Prevent people from reverse-engineering my network protocol

Question

I know I cant prevent people from reverse-engineering my protocol but I'd like to take a security-through-obscurity approach to make it as hard as possible.

I have a server/client system that communicates through the network with http style packets.

Example:

Header
Attribute: Value
Attribute2: Other Value

Payload

I would like to make it as hard as possible for anything other than my client to access the network. Pushing problems with them decompiling my assemblies aside - what would be some good things I could do to this network spec that would make it VERY DIFFICULT to understand and make another implementation without the source?

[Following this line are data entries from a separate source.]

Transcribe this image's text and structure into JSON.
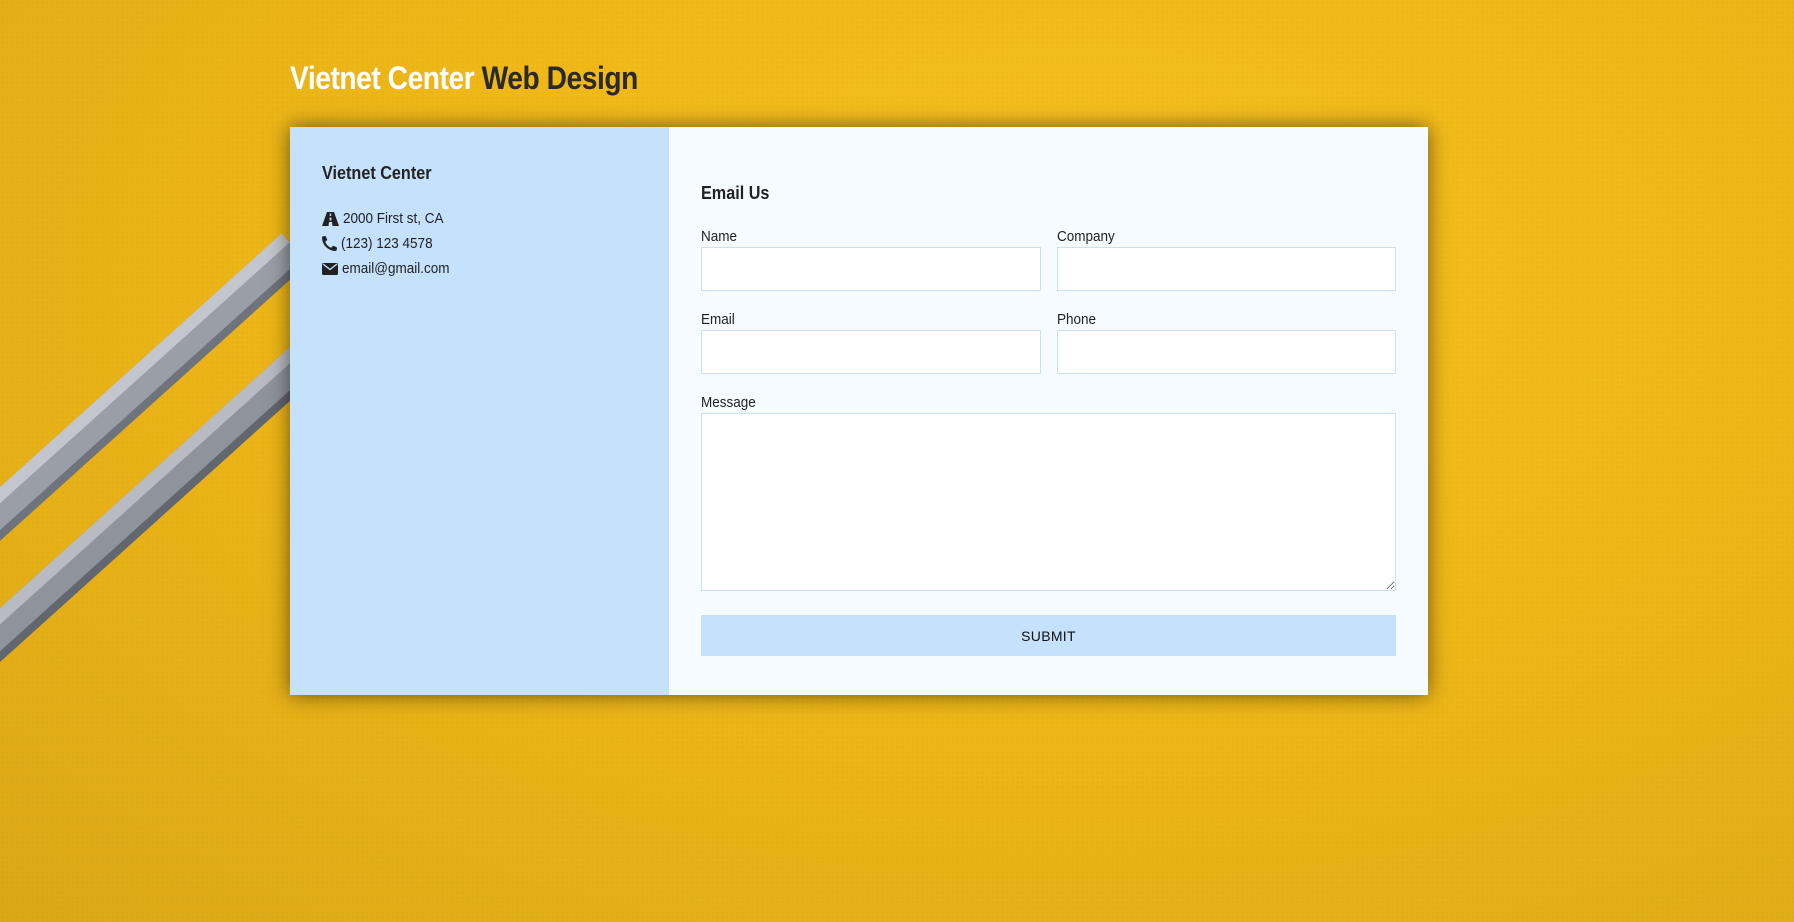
{
  "header": {
    "brand_light": "Vietnet Center",
    "brand_dark": "Web Design"
  },
  "contact_info": {
    "title": "Vietnet Center",
    "address": "2000 First st, CA",
    "phone": "(123) 123 4578",
    "email": "email@gmail.com",
    "icons": [
      "road-icon",
      "phone-icon",
      "envelope-icon"
    ]
  },
  "form": {
    "title": "Email Us",
    "name_label": "Name",
    "name_value": "",
    "company_label": "Company",
    "company_value": "",
    "email_label": "Email",
    "email_value": "",
    "phone_label": "Phone",
    "phone_value": "",
    "message_label": "Message",
    "message_value": "",
    "submit_label": "SUBMIT"
  },
  "colors": {
    "background": "#f2bb1a",
    "info_panel": "#c5e1fb",
    "form_panel": "#f6fbff",
    "input_border": "#c7e1f7",
    "submit_button": "#c5e1fb",
    "brand_light": "#ffffff",
    "brand_dark": "#2a2a2a"
  }
}
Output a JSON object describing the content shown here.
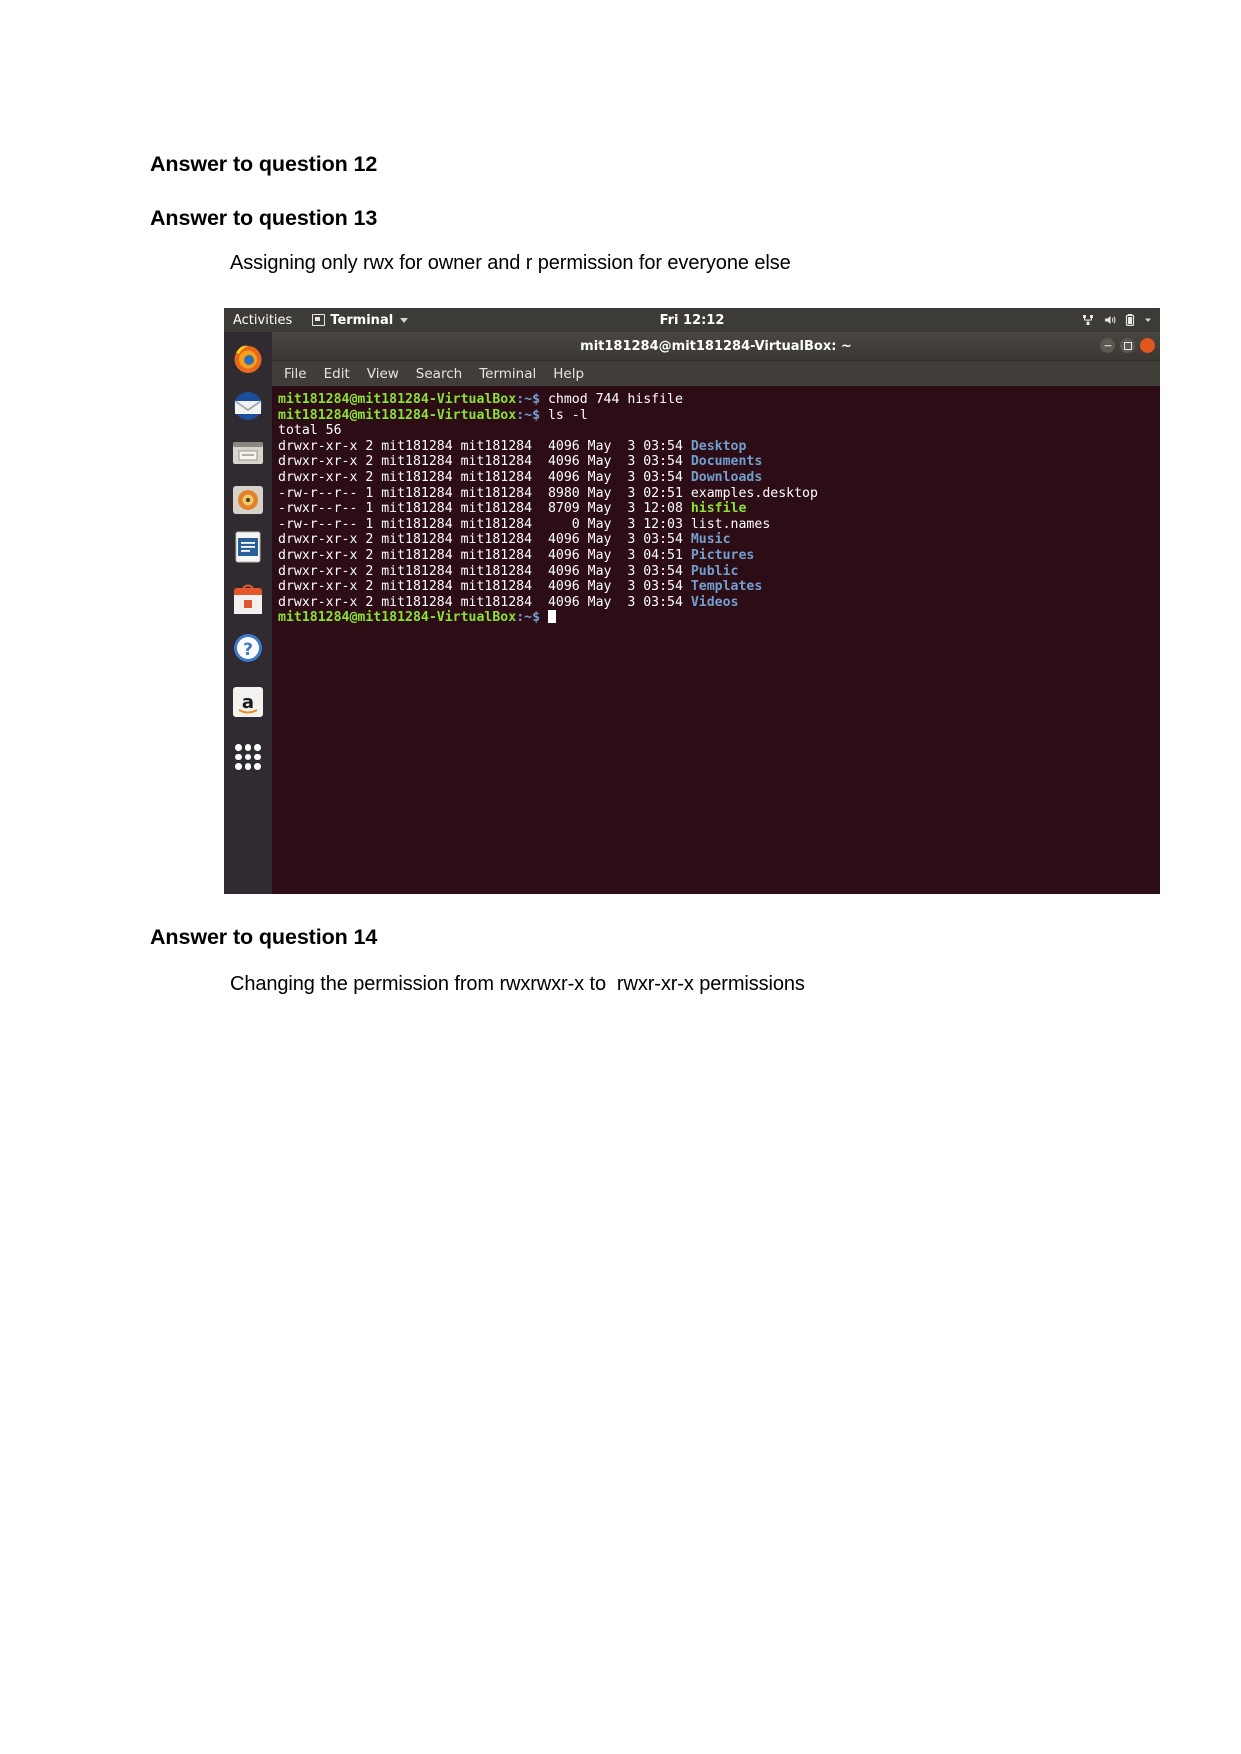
{
  "document": {
    "heading_12": "Answer to question 12",
    "heading_13": "Answer to question 13",
    "body_13": "Assigning only rwx for owner and r permission for everyone else",
    "heading_14": "Answer to question 14",
    "body_14": "Changing the permission from rwxrwxr-x to  rwxr-xr-x permissions"
  },
  "screenshot": {
    "gnome_bar": {
      "activities": "Activities",
      "app_name": "Terminal",
      "clock": "Fri 12:12",
      "status_icons": [
        "network-icon",
        "volume-icon",
        "battery-icon",
        "chevron-down-icon"
      ]
    },
    "dock": {
      "items": [
        "firefox-icon",
        "thunderbird-mail-icon",
        "files-nautilus-icon",
        "rhythmbox-icon",
        "libreoffice-writer-icon",
        "ubuntu-software-icon",
        "help-icon",
        "amazon-icon"
      ],
      "show_applications": "show-applications-grid-icon"
    },
    "terminal": {
      "window_title": "mit181284@mit181284-VirtualBox: ~",
      "window_controls": [
        "minimize-button",
        "maximize-button",
        "close-button"
      ],
      "menu": [
        "File",
        "Edit",
        "View",
        "Search",
        "Terminal",
        "Help"
      ],
      "prompt": "mit181284@mit181284-VirtualBox",
      "prompt_path": ":~$",
      "lines": [
        {
          "kind": "command",
          "command": " chmod 744 hisfile"
        },
        {
          "kind": "command",
          "command": " ls -l"
        },
        {
          "kind": "plain",
          "text": "total 56"
        },
        {
          "kind": "entry",
          "perms": "drwxr-xr-x",
          "links": "2",
          "owner": "mit181284",
          "group": "mit181284",
          "size": "4096",
          "month": "May",
          "day": "3",
          "time": "03:54",
          "name": "Desktop",
          "color": "dir"
        },
        {
          "kind": "entry",
          "perms": "drwxr-xr-x",
          "links": "2",
          "owner": "mit181284",
          "group": "mit181284",
          "size": "4096",
          "month": "May",
          "day": "3",
          "time": "03:54",
          "name": "Documents",
          "color": "dir"
        },
        {
          "kind": "entry",
          "perms": "drwxr-xr-x",
          "links": "2",
          "owner": "mit181284",
          "group": "mit181284",
          "size": "4096",
          "month": "May",
          "day": "3",
          "time": "03:54",
          "name": "Downloads",
          "color": "dir"
        },
        {
          "kind": "entry",
          "perms": "-rw-r--r--",
          "links": "1",
          "owner": "mit181284",
          "group": "mit181284",
          "size": "8980",
          "month": "May",
          "day": "3",
          "time": "02:51",
          "name": "examples.desktop",
          "color": "plain"
        },
        {
          "kind": "entry",
          "perms": "-rwxr--r--",
          "links": "1",
          "owner": "mit181284",
          "group": "mit181284",
          "size": "8709",
          "month": "May",
          "day": "3",
          "time": "12:08",
          "name": "hisfile",
          "color": "exe"
        },
        {
          "kind": "entry",
          "perms": "-rw-r--r--",
          "links": "1",
          "owner": "mit181284",
          "group": "mit181284",
          "size": "0",
          "month": "May",
          "day": "3",
          "time": "12:03",
          "name": "list.names",
          "color": "plain"
        },
        {
          "kind": "entry",
          "perms": "drwxr-xr-x",
          "links": "2",
          "owner": "mit181284",
          "group": "mit181284",
          "size": "4096",
          "month": "May",
          "day": "3",
          "time": "03:54",
          "name": "Music",
          "color": "dir"
        },
        {
          "kind": "entry",
          "perms": "drwxr-xr-x",
          "links": "2",
          "owner": "mit181284",
          "group": "mit181284",
          "size": "4096",
          "month": "May",
          "day": "3",
          "time": "04:51",
          "name": "Pictures",
          "color": "dir"
        },
        {
          "kind": "entry",
          "perms": "drwxr-xr-x",
          "links": "2",
          "owner": "mit181284",
          "group": "mit181284",
          "size": "4096",
          "month": "May",
          "day": "3",
          "time": "03:54",
          "name": "Public",
          "color": "dir"
        },
        {
          "kind": "entry",
          "perms": "drwxr-xr-x",
          "links": "2",
          "owner": "mit181284",
          "group": "mit181284",
          "size": "4096",
          "month": "May",
          "day": "3",
          "time": "03:54",
          "name": "Templates",
          "color": "dir"
        },
        {
          "kind": "entry",
          "perms": "drwxr-xr-x",
          "links": "2",
          "owner": "mit181284",
          "group": "mit181284",
          "size": "4096",
          "month": "May",
          "day": "3",
          "time": "03:54",
          "name": "Videos",
          "color": "dir"
        },
        {
          "kind": "prompt_only",
          "command": " "
        }
      ]
    },
    "colors": {
      "terminal_bg": "#2c0c15",
      "prompt_green": "#8ae234",
      "dir_blue": "#729fcf",
      "topbar": "#3c3b37",
      "dock": "#2f2b30",
      "close_orange": "#e2571e"
    }
  }
}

I was thinking some kind of strange hashing approach or some kind of encryption algorithm that would be difficult.

EDIT I'm not trying to protect my assemblies or source-code. I'm trying to prevent someone from, for example, watching my protocol with WireShark or similar and then making their own implementation based on that information.

Answer 1

All right, three cases:

• Users can't access server code and can't access client code: Easiest way is to use a pregenerated shared secret stored in the binary, and aes encrypt/decrypt.

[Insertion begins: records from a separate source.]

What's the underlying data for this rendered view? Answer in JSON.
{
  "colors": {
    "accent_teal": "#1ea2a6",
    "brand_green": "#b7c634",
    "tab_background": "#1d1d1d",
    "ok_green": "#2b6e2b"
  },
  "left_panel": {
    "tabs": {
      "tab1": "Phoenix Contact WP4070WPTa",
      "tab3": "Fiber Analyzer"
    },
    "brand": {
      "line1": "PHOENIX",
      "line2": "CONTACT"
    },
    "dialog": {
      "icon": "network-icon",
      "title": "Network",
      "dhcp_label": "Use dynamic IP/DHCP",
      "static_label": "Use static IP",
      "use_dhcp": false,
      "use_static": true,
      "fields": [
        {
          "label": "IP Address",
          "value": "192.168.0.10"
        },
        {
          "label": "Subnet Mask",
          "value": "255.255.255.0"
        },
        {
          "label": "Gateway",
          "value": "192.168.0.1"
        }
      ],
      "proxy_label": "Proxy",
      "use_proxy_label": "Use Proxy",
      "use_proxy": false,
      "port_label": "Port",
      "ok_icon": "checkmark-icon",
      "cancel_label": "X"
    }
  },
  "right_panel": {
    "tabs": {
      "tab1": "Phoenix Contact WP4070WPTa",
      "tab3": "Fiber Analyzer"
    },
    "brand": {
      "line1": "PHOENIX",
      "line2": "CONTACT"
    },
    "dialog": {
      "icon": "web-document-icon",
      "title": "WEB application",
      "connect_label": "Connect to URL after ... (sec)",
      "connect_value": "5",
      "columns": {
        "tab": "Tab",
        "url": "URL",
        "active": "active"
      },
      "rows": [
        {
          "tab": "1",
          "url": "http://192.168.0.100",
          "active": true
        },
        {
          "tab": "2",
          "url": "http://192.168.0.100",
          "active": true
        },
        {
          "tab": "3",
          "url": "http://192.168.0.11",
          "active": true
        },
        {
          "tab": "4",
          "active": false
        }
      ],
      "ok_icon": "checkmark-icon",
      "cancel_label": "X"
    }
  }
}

• Users can access client or server code but not both: Use a public/private key method. You can encrypt using the public key but the private one is needed to decrypt.

• Users can access both client and server code: You're screwed.

If you want to improve security, this static key should only be used during session initiation, to generate a new shared secret, which is then used for communication.

Edit: actually, a more easy and safe solution is to use ssl and certificates (it's a mantra that you shouldn't implement your own encryption) Each certificate comes with a secret private key. As long as users don't have access to that you're safe if you verify that the peer has the exact correct certificate.

Answer 2

For having reversed a few network protocols (from MMOs), I can tell you that you will never protect your protocol for very long, I'm sorry.

The best you can do is:

• Obfuscate it using a custom algorithm (because it takes longer to reverse than a known one). Using a known encryption scheme offers no protection whatsoever.
• Add noise. Try to be very, very confusing. Add random values that make no sense whatsoever. Try to use a dynamic layout for packets. Move fields. Send useless packets. Just like if it were garbage.
• Version your protocol, so that two consecutive version are incompatible. That can be hard to do, but it obliges the reverser to re-do the work for every subsequent version.

But these are just ways to slow down attackers. It's certainly not going to stop them.